One of the great joys of Paleolithic archaeology is studying the history of its scholars. There are just so many unexpected and delightful connections between researchers. And while the study of advisor-student “lineages” is interesting in its own right, it is also illuminating in regards to why present-day researchers hold particular theoretical perspectives. This sort of insight can then applied to the self for understanding one’s own biases. In 10 or 15 years time, I may one day write here my reflections on my own archaeological lineage. My advisors have certainly left their methodological and theoretical signature on my approach to the discipline.
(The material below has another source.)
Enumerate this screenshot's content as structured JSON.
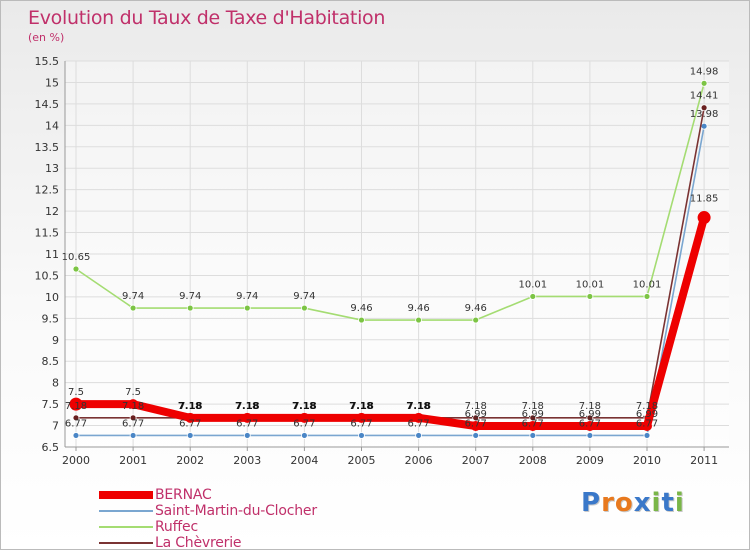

Given my deep interests in the history of Paleolithic archaeology (especially American and British), I was quite excited when, after giving a lecture at the University of Cambridge, I stumbled across a small display at the Cambridge Archaeology Museum about Miles Burkitt. Despite the exhibition glass, I managed to snap a shot of this classic image of Burkitt (left) and the Reverend Neville Jones (right) in Bulawayo (Zimbabwe) in 1927 examining a stone tool.“Our buried human history all about us is, in comparison with that of the Roman period, sublime beyond conception; sublime in its extension into past time; sublime in that it takes us through profound physical mutations of the world itself; sublime in that it reveals the origin and progress of man from out a wondrous past; sublime in that reveals to us the process of man’s creation; the making of man in some aspects in the image of Him the Divine Maker, in that man reflects, anticipates, creates. Neither motor cars nor tours are needed when our eyes are open to see that our feet thrust aside the letters and figures in that history upon our graveled paths, and that they are crushed to untranslatable dust upon our graveled-metalled roads. Man grows bigger in the greatness of his being, in proportion with the openness of his eyes, and mind, and soul. Closed eyes and mind are truly a soul made blind” (Smith 1926: 99).
Smith, Frederick. 1926. Prehistoric Man and the Cambridge Gravels. Cambridge: W. Heffer and Sons Limited.